“Success, domination, and seeing me follow in her footsteps.”
“Perfect,” I said. “I guarantee you this: your mother is going to be gushing over me by the time this lunch is over.”
“I’d pay to see that.”
“I would accept a second date as payment.”
“Why would I agree to that?”
“One, because you’re trying very hard and almost succeeding with this act of yours. The whole pretending you’re not charmed by me and powerfully attracted act, that is. Two, because if your mother doesn’t like me, I’ll give you an entire month of quiet.”
She considered. “I want it in writing.”
“Such a business woman,” I said. I pulled out my phone. “Give me your phone number. I’ll text it to you.”
She looked skeptical, but snatched the phone from me and entered her number. Our fingers brushed when she handed it back.
“Soft skin,” I noted. “Somebody moisturizes.”
She jerked her hand away, but I noticed her discreetly run a fingertip across herself where we’d touched. Sometimes, it was a game of inches, and I was far more patient than she was probably expecting.
Inch by glorious inch, I’d thaw her heart, steal it, and then get bored and set it aside like I always did. But nobody enjoyed the game more than I did.
6
ELIZABETH
Enzo’s was an Italian bistro with a pretty outdoor area to sit in the back. The tables were all set up under dark wooden trellises dripping with vines and little pops of colorful flowers. My mother sat at the back of it all. She wore an expression stern enough to drain the color from the nearest flowers. It was as if they were afraid to draw her attention, and I wasn’t sure I blamed them.
Travis waited until the split second before we were in view of my mother to slide his hand against the small of my back. He also started walking closer by my side. My stomach sank. I foolishly imagined I’d be able to control the situation. To control him. The clarity of my mistake hit with the force of a sledgehammer. I’d underestimated him. He may try to pass himself off as a carefree, borderline bumbling idiot, but there was a clever cunning to the man. He knew exactly what he was doing, and I walked right into it.
“Who is this?” my mother asked. She had long, silver hair that she wore in a ponytail. She wore a pantsuit with just enough style to assure anyone who looked her way that she had money, but not a single flourish that might imply she was frivolous or materialistic. I had no doubt she appeared exactly as she wanted to appear. She was a precision crafted instrument made for one purpose only. To brutally succeed, no matter the cost to herself or others. And she’d left a path of scorched Earth and seven figure companies in her wake.
“This is—” I started.
“The boyfriend,” Travis jumped in. The hand I’d been trying to discreetly shake from my back slid around to my waist.
I gaped at him in disbelief.
He replied with a little tug, bumping our hips together in a playful way, almost like he was just jokingly telling her first when we’d agreed that would be my right.
The overwhelming majority of me wanted to take him by the wrist, drop my hips, and flip his ass to the ground. But I knew how that would seem. I’d look weak for getting roped into something like this in the eyes of my mother. She’d chide me later for being foolish enough not to see. I had to play this very carefully. Maybe if I “admitted” we were romantically interested, I could downplay the intensity and hope this blew over. Mother had been harassing me about not dating for years, but I strongly suspected it was a trap. She wanted me to take the bait, and then she’d explain how I was never going to succeed making such directionless choices.

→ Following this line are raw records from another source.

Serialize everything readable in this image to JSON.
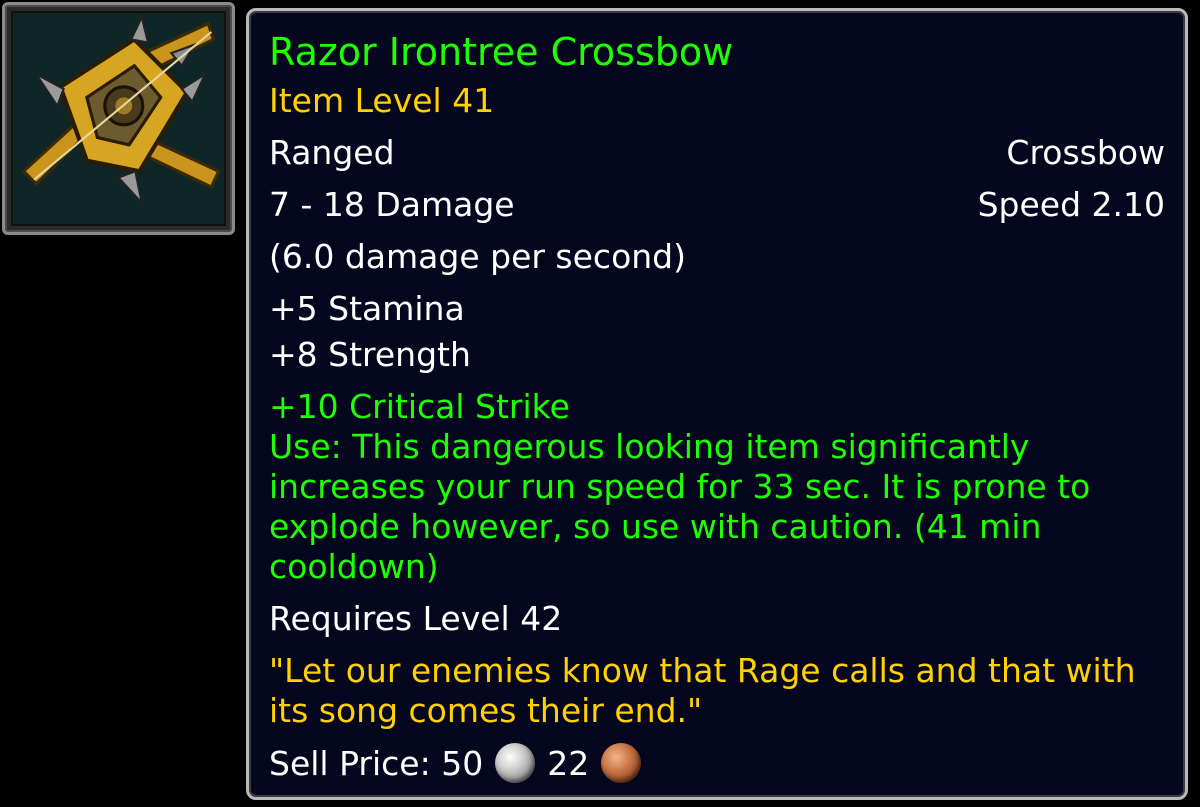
{
  "item": {
    "name": "Razor Irontree Crossbow",
    "item_level": "Item Level 41",
    "slot": "Ranged",
    "type": "Crossbow",
    "damage": "7 - 18 Damage",
    "speed": "Speed 2.10",
    "dps": "(6.0 damage per second)",
    "stats": [
      "+5 Stamina",
      "+8 Strength"
    ],
    "bonus": "+10 Critical Strike",
    "use_text": "Use: This dangerous looking item significantly increases your run speed for 33 sec. It is prone to explode however, so use with caution. (41 min cooldown)",
    "requirement": "Requires Level 42",
    "flavor": "\"Let our enemies know that Rage calls and that with its song comes their end.\"",
    "sell_label": "Sell Price:",
    "sell_silver": "50",
    "sell_copper": "22"
  },
  "icons": {
    "item": "crossbow-icon",
    "silver": "silver-coin-icon",
    "copper": "copper-coin-icon"
  },
  "colors": {
    "item_name": "#1eff00",
    "item_level": "#ffd100",
    "effect": "#1eff00",
    "flavor": "#ffd100",
    "text": "#ffffff",
    "background": "#05071f",
    "border": "#b9b9b9"
  }
}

I sidestepped out of Travis’ grasp. “Boyfriend is a strong word,” I said carefully.
“So is love,” Travis countered. “But we use it anyway, don’t we, sugarbums?” he somehow managed to smile at me with a perfect twinkle in his eye as he flashed a row of straight white teeth. He even took my fingertips between his thumb and forefinger while I was too dazed to react. The damn man was too handsome. It was as if he’d fallen in love with himself and couldn’t imagine anyone possibly seeing him otherwise. You could feel his self-love practically radiating out and trying to infect everybody. He made confidence into a contagion, and it was horrifying to behold.

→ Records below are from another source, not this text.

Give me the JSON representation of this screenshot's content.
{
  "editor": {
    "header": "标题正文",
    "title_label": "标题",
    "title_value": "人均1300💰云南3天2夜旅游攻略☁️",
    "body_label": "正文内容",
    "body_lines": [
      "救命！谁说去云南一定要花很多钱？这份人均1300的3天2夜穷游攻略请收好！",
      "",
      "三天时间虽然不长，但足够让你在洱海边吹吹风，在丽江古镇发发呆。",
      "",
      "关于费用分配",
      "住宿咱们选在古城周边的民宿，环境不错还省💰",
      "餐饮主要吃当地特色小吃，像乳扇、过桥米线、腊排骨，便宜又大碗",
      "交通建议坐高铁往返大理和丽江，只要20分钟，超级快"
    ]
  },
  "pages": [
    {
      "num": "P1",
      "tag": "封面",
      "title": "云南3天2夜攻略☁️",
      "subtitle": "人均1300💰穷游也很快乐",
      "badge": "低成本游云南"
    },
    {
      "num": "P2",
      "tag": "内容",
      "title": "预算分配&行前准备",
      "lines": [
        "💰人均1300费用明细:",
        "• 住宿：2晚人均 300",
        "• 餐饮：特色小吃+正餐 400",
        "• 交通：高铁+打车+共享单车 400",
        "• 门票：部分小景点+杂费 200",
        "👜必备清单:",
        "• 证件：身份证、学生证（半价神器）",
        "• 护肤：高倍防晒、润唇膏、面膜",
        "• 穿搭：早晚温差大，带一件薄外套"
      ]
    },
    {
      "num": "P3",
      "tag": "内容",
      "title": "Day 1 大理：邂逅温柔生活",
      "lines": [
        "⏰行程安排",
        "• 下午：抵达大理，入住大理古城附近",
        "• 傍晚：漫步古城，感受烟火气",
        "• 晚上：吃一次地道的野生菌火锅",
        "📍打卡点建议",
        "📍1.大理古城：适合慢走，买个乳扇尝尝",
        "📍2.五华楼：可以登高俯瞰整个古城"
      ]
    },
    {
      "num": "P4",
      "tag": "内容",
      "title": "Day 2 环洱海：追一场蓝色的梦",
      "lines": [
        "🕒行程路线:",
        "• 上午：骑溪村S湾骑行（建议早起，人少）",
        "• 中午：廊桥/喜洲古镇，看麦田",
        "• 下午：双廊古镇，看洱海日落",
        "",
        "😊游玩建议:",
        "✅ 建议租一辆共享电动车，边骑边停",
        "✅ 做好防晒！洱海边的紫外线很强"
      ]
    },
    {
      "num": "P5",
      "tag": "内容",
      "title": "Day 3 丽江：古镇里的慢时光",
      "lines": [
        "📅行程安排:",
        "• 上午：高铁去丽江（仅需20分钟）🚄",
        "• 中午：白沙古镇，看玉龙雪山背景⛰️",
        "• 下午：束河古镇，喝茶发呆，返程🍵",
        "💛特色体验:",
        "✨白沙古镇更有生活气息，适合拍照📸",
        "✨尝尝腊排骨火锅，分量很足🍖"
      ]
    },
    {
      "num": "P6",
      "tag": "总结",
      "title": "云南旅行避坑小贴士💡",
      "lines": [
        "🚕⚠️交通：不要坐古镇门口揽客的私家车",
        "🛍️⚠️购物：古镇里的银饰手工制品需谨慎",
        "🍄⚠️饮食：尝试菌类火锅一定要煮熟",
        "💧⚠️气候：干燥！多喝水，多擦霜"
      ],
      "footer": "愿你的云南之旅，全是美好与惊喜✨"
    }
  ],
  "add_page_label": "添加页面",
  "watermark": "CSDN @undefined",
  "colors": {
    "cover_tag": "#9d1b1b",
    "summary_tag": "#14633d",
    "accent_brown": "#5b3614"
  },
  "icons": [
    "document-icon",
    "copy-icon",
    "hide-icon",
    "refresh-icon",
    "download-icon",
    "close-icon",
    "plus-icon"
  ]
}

My mother was not one for facial expressions. A woman in control does not wear her emotions on her face. She stores them for calm analysis and acts accordingly. But even my mother’s finely sculpted eyebrow twitched upwards. “Love?” She croaked the word like a frog’s last gasp after getting caught under a boot. I quietly stashed that moment away to revisit. I’d never seen my mother look so surprised or taken off guard. No matter how much of a mess this man was causing, I could at least thank him for that moment.